Хефлинг слушал напряженно, улавливая смысл.

— Один момент, — попросил он. — Честные немцы психологию фашиста уже определили давно. Поэт Франк Ведекинд задолго до фашистского переворота дал портрет типичного фашиста. — И Хефлинг по-немецки прочитал стихотворение, которое, конечно, никто не понял.

— А как оно звучит по-русски? — спросил Метченко.

— Примерно так:

Я тетку свою угробил.

Моя тетка была стара.

В секретерах и гардеробе

Прокопался я до утра.

Монеты падали градом,

Золотишко пело, маня.

А тетка сопела рядом —

Ей было не до меня

Я подумал: это не дело,

Что тетка еще живет.

И чтобы она не сопела,

Я ей ножик воткнул в живот.

Было тело нести труднее,

Хоть улов мой и не был мал.

Я тело схватил за шею

И бросил его в подвал.

Я убил ее. Но поймите:

Ведь жизни не было в ней.

О судьи, прошу, не губите

Молодости моей! [1]

Хефлинг умолк. В блиндаже наступила гнетущая тишина. Почему-то каждый подумал: вот откуда у них умение бить ножом! Раненый Зудин, не в силах скрыть боль, застонал. К нему тут же подскочил Шумейко:

— Вань! Может, бинтик смочить шнапсом?

Зудин осторожно махнул рукой. Спросил:

— Уже есть два часа?

— Сейчас будет… Включайте, — приказал политрук.

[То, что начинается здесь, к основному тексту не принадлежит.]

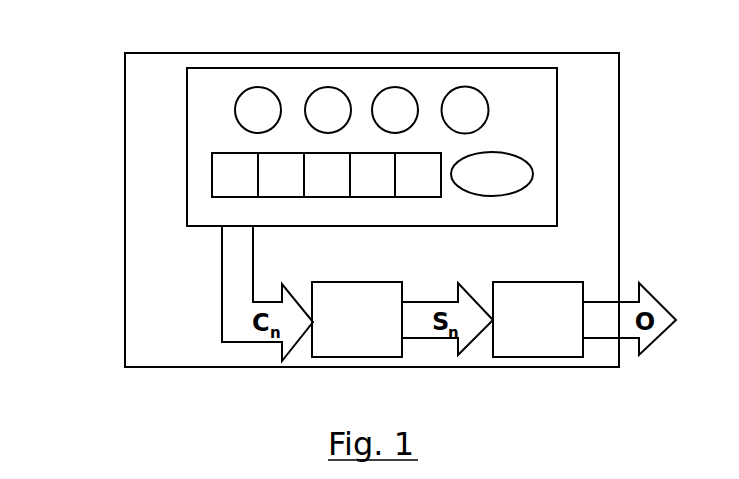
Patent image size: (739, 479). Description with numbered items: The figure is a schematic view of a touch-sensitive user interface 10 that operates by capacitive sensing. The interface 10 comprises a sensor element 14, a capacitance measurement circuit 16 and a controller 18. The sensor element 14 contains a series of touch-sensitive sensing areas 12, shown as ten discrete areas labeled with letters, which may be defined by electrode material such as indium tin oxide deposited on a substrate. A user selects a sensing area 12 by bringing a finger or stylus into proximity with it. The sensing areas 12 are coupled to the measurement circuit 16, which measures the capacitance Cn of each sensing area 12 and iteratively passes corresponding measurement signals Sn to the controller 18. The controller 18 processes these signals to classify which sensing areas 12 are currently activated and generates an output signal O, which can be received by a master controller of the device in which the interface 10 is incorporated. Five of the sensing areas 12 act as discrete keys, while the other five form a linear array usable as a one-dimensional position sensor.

The touch-sensitive user interface 10 is at (125, 107).
The sensing areas 12 is at (293, 153).
The sensor element 14 is at (193, 226).
The capacitance measurement circuit 16 is at (350, 309).
The controller 18 is at (531, 309).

На волне полка опять звучал знакомый, ставший уже родным цокающий голос:

— «Цоценка», я — «Лец»…

Радист, судя по голосу, был рядом — будто через дорогу. Под тяжестью невеселых мыслей люди стояли молча.

— Вот положеньице, — нарушил тишину неугомонный Метченко. — В полку небось думают, что нам уже крышка.

— Зачем же тогда вызывают «Цоценку»?

— Для успокоения… С того света, как известно, еще никто не отзывался.

— Товарищ Метченко…

— А что, разве не так, товарищ политрук? Я к тому, что мы целый день отзывались пулеметами и гранатами. И еще отзовемся. Так неужели там, за озером, нас не слышат?

Подобным образом рассуждали многие. У командира даже был сигнал: три зеленые ракеты. Это на случай, если над узлом появится наша авиация. Но за весь день ни одного самолета: ни нашего, ни фашистского. И куда они подевались? Может, вся авиация — наша и фашистская — в небе над Ленинградом?..

Суровые и молчаливые бойцы стали расходиться по своим окопам.